2. When backing up data from a network share - you will require the Conventional File Copy method if you are attempting to backup open files residing on a network share because current snapshot technology does not support snapshots of network volumes.

3.3 Utilizing Conventional File Copy

To utilize Conventional File Copy check Enable conventional file copy in the 'Open files' tab:


You will also need to specify a directory where the open files are to be copied to. This is the temporary location that any open files detected in phase one of the backup process are copied to before being backed up during phase two.

Please note: the open files directory must be a directory that is only used for BackupAssist open file backup operations - all files in the entire directory will be deleted once a backup is complete.

3.4 A practical example of how the Conventional File Copy Method works

The following simple example illustrates how BackupAssist handles open file backups using the Conventional File Copy Method.

3.4.1 Example details

The following system was used for this example:

  • Operating System: Windows Server 2003
  • Directory to backup : C:\TestDir containing three files:

Normal file.txt
Open file - shared lock.txt
Open file - exclusive lock.txt


3.4.2 Backup procedure

When BackupAssist first runs NTBackup to backup your files in phase one of the backup process, all open files are skipped. There were two open files in the test directory, so we expect both files to be skipped and not backed up. BackupAssist will then attempt to copy these skipped files to the Open Files Directory which has been set to: C:\Program Files\BackupAssist\OpenFiles in BackupAssist.

Only the shared lock file can be copied. The exclusively locked file cannot be copied because the Windows Operating System prevents programs from accessing it.

BackupAssist will then run NTBackup again for phase two of the backup process, and backup files copied to the Open Files Directory. From this directory, BackupAssist recreates the full directory structure of the open files. The table below provides instructive examples of how this works:

Original Location of Open File

File copied to... (OFD = Open Files Directory)

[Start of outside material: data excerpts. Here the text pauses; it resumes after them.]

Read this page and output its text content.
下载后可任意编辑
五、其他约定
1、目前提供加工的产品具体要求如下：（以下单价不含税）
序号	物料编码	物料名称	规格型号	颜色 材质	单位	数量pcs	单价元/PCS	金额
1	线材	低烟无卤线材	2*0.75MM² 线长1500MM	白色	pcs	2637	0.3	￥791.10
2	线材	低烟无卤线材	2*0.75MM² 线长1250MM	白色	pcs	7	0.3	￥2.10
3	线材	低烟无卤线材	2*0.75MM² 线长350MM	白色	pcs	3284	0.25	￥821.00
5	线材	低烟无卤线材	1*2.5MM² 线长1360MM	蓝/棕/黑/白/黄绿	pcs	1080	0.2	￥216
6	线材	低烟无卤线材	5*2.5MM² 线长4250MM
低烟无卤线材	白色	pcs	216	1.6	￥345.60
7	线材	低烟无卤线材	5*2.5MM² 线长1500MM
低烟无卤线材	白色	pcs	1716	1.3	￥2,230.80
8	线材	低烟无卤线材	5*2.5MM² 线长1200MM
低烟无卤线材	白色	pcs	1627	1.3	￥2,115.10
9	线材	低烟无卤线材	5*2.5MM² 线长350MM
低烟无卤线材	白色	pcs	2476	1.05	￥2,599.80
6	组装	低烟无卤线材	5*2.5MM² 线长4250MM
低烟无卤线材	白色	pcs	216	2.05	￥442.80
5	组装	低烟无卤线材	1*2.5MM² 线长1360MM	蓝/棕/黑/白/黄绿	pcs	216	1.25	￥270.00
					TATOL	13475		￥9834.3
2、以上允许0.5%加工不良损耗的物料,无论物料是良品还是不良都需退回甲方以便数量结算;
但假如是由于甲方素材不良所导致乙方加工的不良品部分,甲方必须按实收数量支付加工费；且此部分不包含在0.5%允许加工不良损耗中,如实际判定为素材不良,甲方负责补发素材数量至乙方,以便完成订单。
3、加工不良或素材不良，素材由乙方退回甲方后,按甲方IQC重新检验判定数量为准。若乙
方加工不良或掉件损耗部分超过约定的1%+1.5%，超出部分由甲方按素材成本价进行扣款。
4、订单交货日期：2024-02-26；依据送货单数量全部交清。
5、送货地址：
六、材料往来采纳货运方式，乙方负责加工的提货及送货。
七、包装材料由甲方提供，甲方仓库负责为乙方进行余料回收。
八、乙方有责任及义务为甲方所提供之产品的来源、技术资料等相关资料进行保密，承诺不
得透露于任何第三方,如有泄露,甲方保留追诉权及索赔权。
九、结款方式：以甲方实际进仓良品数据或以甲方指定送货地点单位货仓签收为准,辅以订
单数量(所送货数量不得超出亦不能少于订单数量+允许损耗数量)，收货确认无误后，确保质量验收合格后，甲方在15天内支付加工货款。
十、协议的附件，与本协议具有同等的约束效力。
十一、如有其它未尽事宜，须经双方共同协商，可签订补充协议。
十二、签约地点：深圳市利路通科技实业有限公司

c:\TestDir\Open file - shared lock.txt

OFD\c\TestDir\Open file - shared lock.txt





This means that you can determine the original location of an open file. The backup report will indicate if any files were skipped during the backup process:


The NTBackup log file is also included in the backup report and will highlight what files were skipped:


The backup report additionally includes an 'Open File Copy Report' which summarizes all of the open files that could and could not be copied using Conventional File Copy:


3.5 Restoring Open Files from Conventional File Copy Backup

To perform a restoration of open files, run NTBackup. Navigate to the Restore tab and locate your backup file or tape:


  • Set 1 corresponds to the first backup phase where files and directories were backed up. Any open files would have been skipped during this phase and as a result do not appear in this set.
  • Set 2 corresponds to the second backup phase where open files that were copied to the Open Files Directory are backed up, along with additional data such as Exchange Server.

Phase One Backup

During the Phase One backup of c:\TestDir, only one file was closed - Normal file.txt.

When viewing the contents of the backup file, you can see that file is available for restoration. To restore it, select the file and click 'Start Restore':


Phase Two Backup

During the Phase Two backup, open files were copied to the Open Files Directory (in this case - c:\Program Files\BackupAssist\OpenFiles). The file, 'Open file - shared lock.txt' was copied, and is available for restoration:


When you restore this file, you can restore it to its original location (in the Open Files Directory - C:\Program Files\BackupAssist\OpenFiles). You will then need to manually copy this file back to its original location (in this case, C:\TestDir).